The New York Police Department, the nation’s largest, has resisted calls to suspend arrests during the pandemic, but has made changes to the way suspects are processed. People exhibiting flu-like symptoms are shuttled to a designated Brooklyn courthouse for a video arraignment.
Meanwhile, the nation’s largest trial court system, Los Angeles County Superior Court, is shut down through Thursday and the high-profile murder trial of multimillionaire New York real estate heir Robert Durst there has been delayed three weeks.
Officials expect the coronavirus crisis to severely worsen in the coming weeks, threatening to overflow hospital emergency rooms and ravage the ranks of the first responders.
For most people, the new coronavirus causes only mild or moderate symptoms, such as fever and cough. For some, especially older adults and people with existing health problems, it can cause more severe illness, including pneumonia. Worldwide, more than 200,000 cases have been reported, and while most people recover in weeks, about 8,200 have died.
Fearing outbreaks behind bars, civil rights organizations have called for the release of some jail inmates. Prosecutors, including Brooklyn District Attorney Eric Gonzalez, are asking defense lawyers to compile lists of inmates most vulnerable to possible infection.
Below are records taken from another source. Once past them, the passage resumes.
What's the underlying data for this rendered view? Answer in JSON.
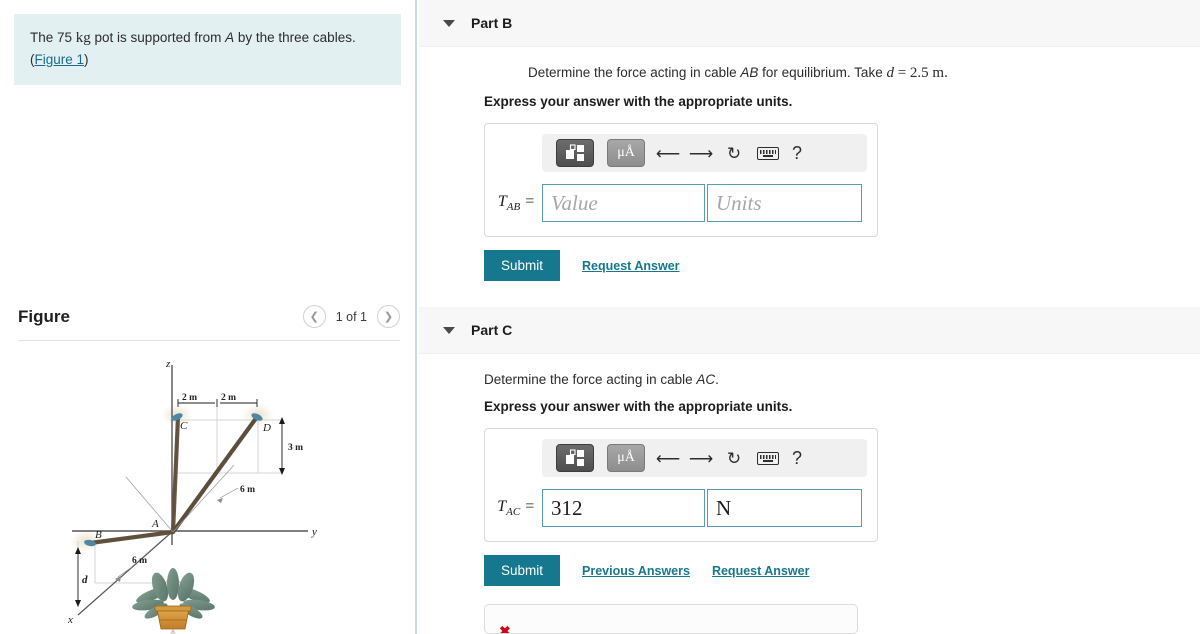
{
  "left": {
    "problem": {
      "prefix": "The 75 ",
      "unit": "kg",
      "mid": " pot is supported from ",
      "point": "A",
      "suffix": " by the three cables.",
      "figure_link": "Figure 1",
      "paren_open": "(",
      "paren_close": ")"
    },
    "figure": {
      "title": "Figure",
      "count": "1 of 1",
      "prev_icon": "chevron-left-icon",
      "next_icon": "chevron-right-icon",
      "labels": {
        "z_axis": "z",
        "y_axis": "y",
        "x_axis": "x",
        "point_a": "A",
        "point_b": "B",
        "point_c": "C",
        "point_d": "D",
        "dim_cd_left": "2 m",
        "dim_cd_right": "2 m",
        "dim_height": "3 m",
        "dim_y": "6 m",
        "dim_x": "6 m",
        "dim_d": "d"
      }
    }
  },
  "parts": [
    {
      "id": "b",
      "header": "Part B",
      "caret_icon": "caret-down-icon",
      "question_pre": "Determine the force acting in cable ",
      "question_cable": "AB",
      "question_mid": " for equilibrium. Take ",
      "question_var": "d",
      "question_eq": " = ",
      "question_val": "2.5 m.",
      "question_indented": true,
      "express": "Express your answer with the appropriate units.",
      "toolbar": {
        "template_icon": "math-template-icon",
        "units_icon": "μÅ",
        "undo_icon": "undo-arrow-icon",
        "redo_icon": "redo-arrow-icon",
        "reset_icon": "reset-circular-arrow-icon",
        "keyboard_icon": "keyboard-icon",
        "help_icon": "?"
      },
      "var_name": "T",
      "var_sub": "AB",
      "var_eq": " =",
      "value": "",
      "value_placeholder": "Value",
      "units": "",
      "units_placeholder": "Units",
      "submit_label": "Submit",
      "links": [
        "Request Answer"
      ],
      "has_feedback": false
    },
    {
      "id": "c",
      "header": "Part C",
      "caret_icon": "caret-down-icon",
      "question_pre": "Determine the force acting in cable ",
      "question_cable": "AC",
      "question_mid": ".",
      "question_var": "",
      "question_eq": "",
      "question_val": "",
      "question_indented": false,
      "express": "Express your answer with the appropriate units.",
      "toolbar": {
        "template_icon": "math-template-icon",
        "units_icon": "μÅ",
        "undo_icon": "undo-arrow-icon",
        "redo_icon": "redo-arrow-icon",
        "reset_icon": "reset-circular-arrow-icon",
        "keyboard_icon": "keyboard-icon",
        "help_icon": "?"
      },
      "var_name": "T",
      "var_sub": "AC",
      "var_eq": " =",
      "value": "312",
      "value_placeholder": "Value",
      "units": "N",
      "units_placeholder": "Units",
      "submit_label": "Submit",
      "links": [
        "Previous Answers",
        "Request Answer"
      ],
      "has_feedback": true,
      "feedback_icon": "error-x-icon"
    }
  ],
  "colors": {
    "accent": "#15788e",
    "problem_bg": "#e2f0f1",
    "header_bg": "#f7f7f7",
    "field_border": "#5a9cb4",
    "divider": "#c9d9ea",
    "error": "#d0021b"
  }
}
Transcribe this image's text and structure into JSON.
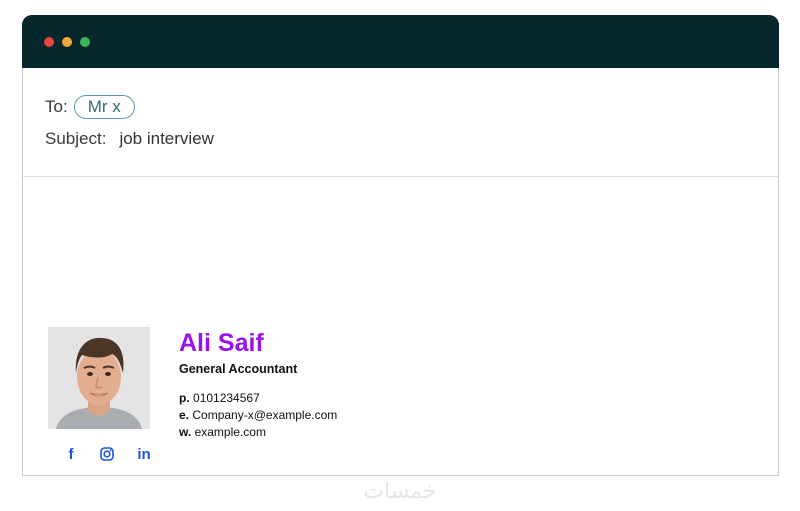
{
  "window": {
    "titlebar_color": "#06272b",
    "dots": [
      {
        "name": "close",
        "color": "#e8453c"
      },
      {
        "name": "minimize",
        "color": "#f1a935"
      },
      {
        "name": "maximize",
        "color": "#3fb55a"
      }
    ]
  },
  "email": {
    "to_label": "To:",
    "recipient": "Mr x",
    "subject_label": "Subject:",
    "subject_value": "job interview"
  },
  "signature": {
    "name": "Ali Saif",
    "name_color": "#9b12e8",
    "job_title": "General Accountant",
    "phone_label": "p.",
    "phone": "0101234567",
    "email_label": "e.",
    "email": "Company-x@example.com",
    "website_label": "w.",
    "website": "example.com",
    "social": [
      {
        "icon": "facebook-icon",
        "glyph": "f"
      },
      {
        "icon": "instagram-icon"
      },
      {
        "icon": "linkedin-icon",
        "glyph": "in"
      }
    ],
    "social_color": "#1a53e0"
  },
  "watermark": {
    "text": "خمسات"
  }
}
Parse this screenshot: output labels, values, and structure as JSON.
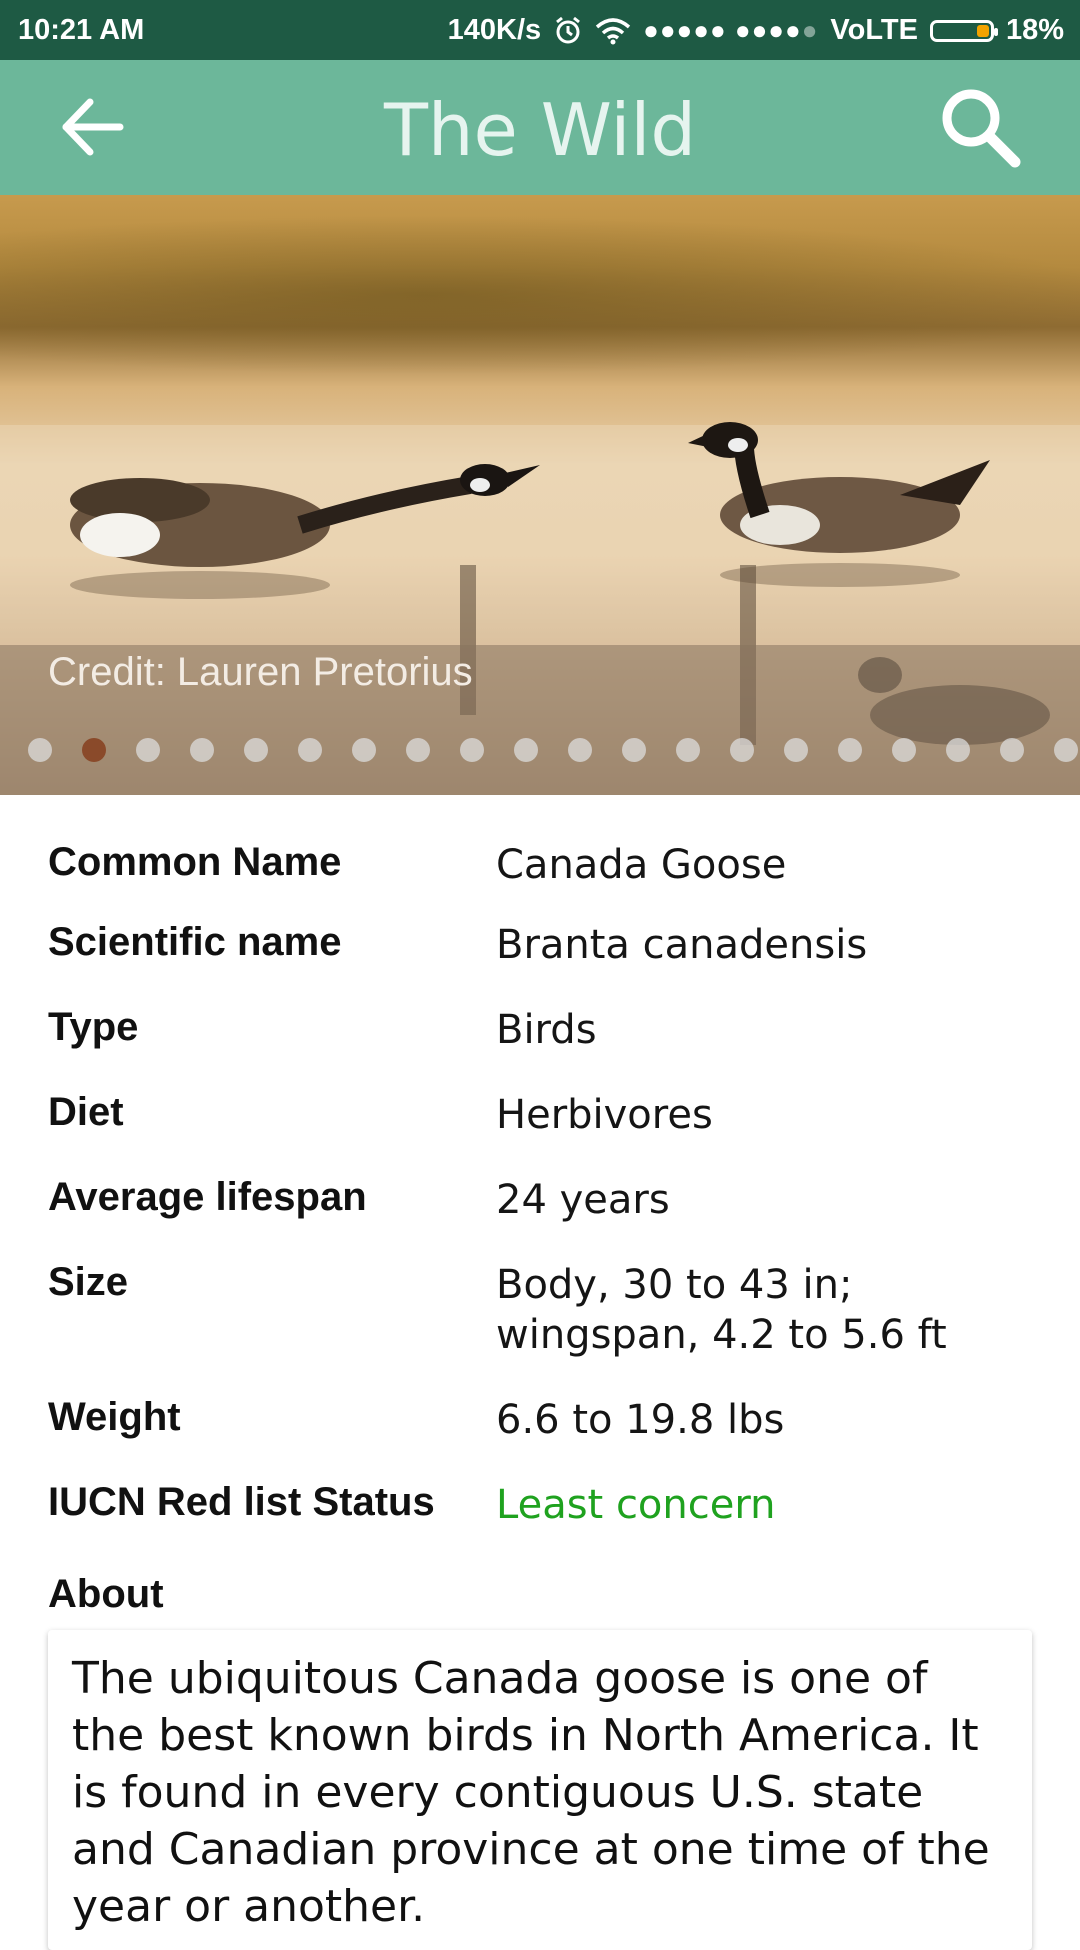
{
  "status_bar": {
    "time": "10:21 AM",
    "speed": "140K/s",
    "icons": [
      "alarm-icon",
      "wifi-icon",
      "signal-icon"
    ],
    "network": "VoLTE",
    "battery": "18%"
  },
  "appbar": {
    "title": "The Wild",
    "back_icon": "arrow-left-icon",
    "search_icon": "search-icon",
    "color": "#6cb79a"
  },
  "hero": {
    "credit": "Credit: Lauren Pretorius",
    "image_count": 20,
    "active_index": 1
  },
  "info": [
    {
      "label": "Common Name",
      "value": "Canada Goose"
    },
    {
      "label": "Scientific name",
      "value": "Branta canadensis"
    },
    {
      "label": "Type",
      "value": "Birds"
    },
    {
      "label": "Diet",
      "value": "Herbivores"
    },
    {
      "label": "Average lifespan",
      "value": "24 years"
    },
    {
      "label": "Size",
      "value": "Body, 30 to 43 in; wingspan, 4.2 to 5.6 ft"
    },
    {
      "label": "Weight",
      "value": "6.6 to 19.8 lbs"
    },
    {
      "label": "IUCN Red list Status",
      "value": "Least concern"
    }
  ],
  "status_color": "#1fa21f",
  "about": {
    "label": "About",
    "text": "The ubiquitous Canada goose is one of the best known birds in North America. It is found in every contiguous U.S. state and Canadian province at one time of the year or another."
  }
}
And top brass are planning for their own to fall sick, too. In Los Angeles, the police department has gamed out scenarios where up to 50% of its workforce is unavailable, but Chief Michel Moore said it was a precaution. Law enforcement agencies in other countries with the virus haven’t seen such severe manpower reductions.
Some departments are considering canceling vacations and days off and moving to 12-hour shifts to cover for officers lost to quarantine.
In a grim memo to officers Sunday, NYPD Commissioner Dermot Shea said many of them may get sick.
"We will, without a doubt suffer," he said.